Kay and his father shared an uneasy look, but it wasn’t like they had any real say in this matter. As one of the women and a man began bringing out a fruits and nuts, Sir Ector helped his son to sit, then motioned for Arthur to join them. “

“I’m not exactly hungry,” Arthur said. 

The statement made Kay shift uneasily, and Arthur’s attention moved back to the two puncture marks on the man’s neck. Arthur hated that he was the cause of this man’s weakness, but there was no use dwelling on it. 

A moment of silence followed, during which Kay took some water and an apple. It was good that he ate to start regaining his strength. 

“Forgive me,” Sir Ector said, eyeing Arthur with awe. “I never treated you half as well as I should have.”

“If I remembered it, that might be something,” Arthur countered. 

“Maybe. But I can’t help but think this, at least indirectly, is my fault.”

“Father, that’s unfair,” Kay said, pausing in his eating due to exhaustion. 

“It is what it is,” Sir Ector said. “Someday… I hope to make it up to you.”

“Make it up to me right now,” Arthur said. 

“Name it.”

“Tell me who I was. Before... this.”

Sir Ector scrunched his nose, eyeing Kay before starting. “While my son would be the better one to tell you, he needs to regain his strength. I will say you two were nearly inseparable, back in those days. Between chores you would run off into the woods, hunt for hare, go swimming in the river. You were a fun-loving lad, though none of us would have thought you would become king. Less so… in this manner.”

“And Merlin told you nothing else about my family?”

“He didn’t, but…” Sir Ector glanced to Kay again. 

“We poked around, and there are rumors of a man who went missing from beyond the murky pools, out past druid land. As far as the black forest, even.”

“Wouldn’t many boys have gone missing?” Arthur asked. 

Sir Ector nodded. “This was a special case, though. Some lord’s son, and it would have been right around the time of your disappearance. While it might be nothing, it seems too big of a coincidence.”

“And also a stretch of the imagination.” Arthur leaned back, wondering if it could be true. He would just as soon assume he came from nothing, but if so, why would Merlin had selected him? His curiosity was piqued. 

As he thought on it, full memories didn’t come, but flashes of what might have been parts of a memory—a smile of dark lips, a scream… and a girl being pulled away from him. 

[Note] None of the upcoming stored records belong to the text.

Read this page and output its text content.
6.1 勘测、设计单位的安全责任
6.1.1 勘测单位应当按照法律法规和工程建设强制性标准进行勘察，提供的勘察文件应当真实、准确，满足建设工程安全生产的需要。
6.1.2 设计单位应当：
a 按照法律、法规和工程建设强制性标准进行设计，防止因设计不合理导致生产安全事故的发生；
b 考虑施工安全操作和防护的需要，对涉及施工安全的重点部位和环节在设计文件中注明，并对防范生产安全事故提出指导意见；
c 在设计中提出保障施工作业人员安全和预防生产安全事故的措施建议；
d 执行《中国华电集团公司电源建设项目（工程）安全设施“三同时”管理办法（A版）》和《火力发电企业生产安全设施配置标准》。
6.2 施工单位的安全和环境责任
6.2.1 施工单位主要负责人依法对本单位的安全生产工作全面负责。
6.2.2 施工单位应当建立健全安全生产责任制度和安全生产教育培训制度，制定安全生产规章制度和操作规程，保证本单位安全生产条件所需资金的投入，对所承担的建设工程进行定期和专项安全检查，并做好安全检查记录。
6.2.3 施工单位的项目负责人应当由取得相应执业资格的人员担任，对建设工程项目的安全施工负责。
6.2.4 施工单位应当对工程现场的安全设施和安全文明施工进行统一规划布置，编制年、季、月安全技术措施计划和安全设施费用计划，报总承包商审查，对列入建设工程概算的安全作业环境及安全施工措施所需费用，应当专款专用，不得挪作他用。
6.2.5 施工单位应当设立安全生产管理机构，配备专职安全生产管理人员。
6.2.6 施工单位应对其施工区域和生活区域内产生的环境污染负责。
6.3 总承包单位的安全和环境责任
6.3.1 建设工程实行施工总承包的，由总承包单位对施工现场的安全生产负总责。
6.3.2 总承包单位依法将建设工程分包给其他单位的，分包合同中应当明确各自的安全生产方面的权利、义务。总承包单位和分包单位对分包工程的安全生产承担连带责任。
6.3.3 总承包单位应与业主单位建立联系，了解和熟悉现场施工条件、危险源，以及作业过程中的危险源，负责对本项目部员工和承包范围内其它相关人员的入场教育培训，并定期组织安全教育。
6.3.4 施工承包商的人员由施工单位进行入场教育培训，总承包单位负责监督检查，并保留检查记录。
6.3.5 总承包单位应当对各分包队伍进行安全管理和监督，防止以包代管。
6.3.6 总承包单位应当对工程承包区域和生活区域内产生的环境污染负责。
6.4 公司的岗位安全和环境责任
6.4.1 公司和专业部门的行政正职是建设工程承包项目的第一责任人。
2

A shout sounded in the distance, a sliver of light showing through the kitchen window. A dish broke, the plump woman turning to face them from where she let the curtain fall. Even before she said the word “Run,” Arthur could hear the thunder of hoofs. Merlin had sent riders after him, and they were here. 

Being a vampire in the middle of the day, though, he was faced with one big problem—running wasn’t exactly an option. He had made it before, but just barely. He couldn’t always rely on his brother to be there to save him.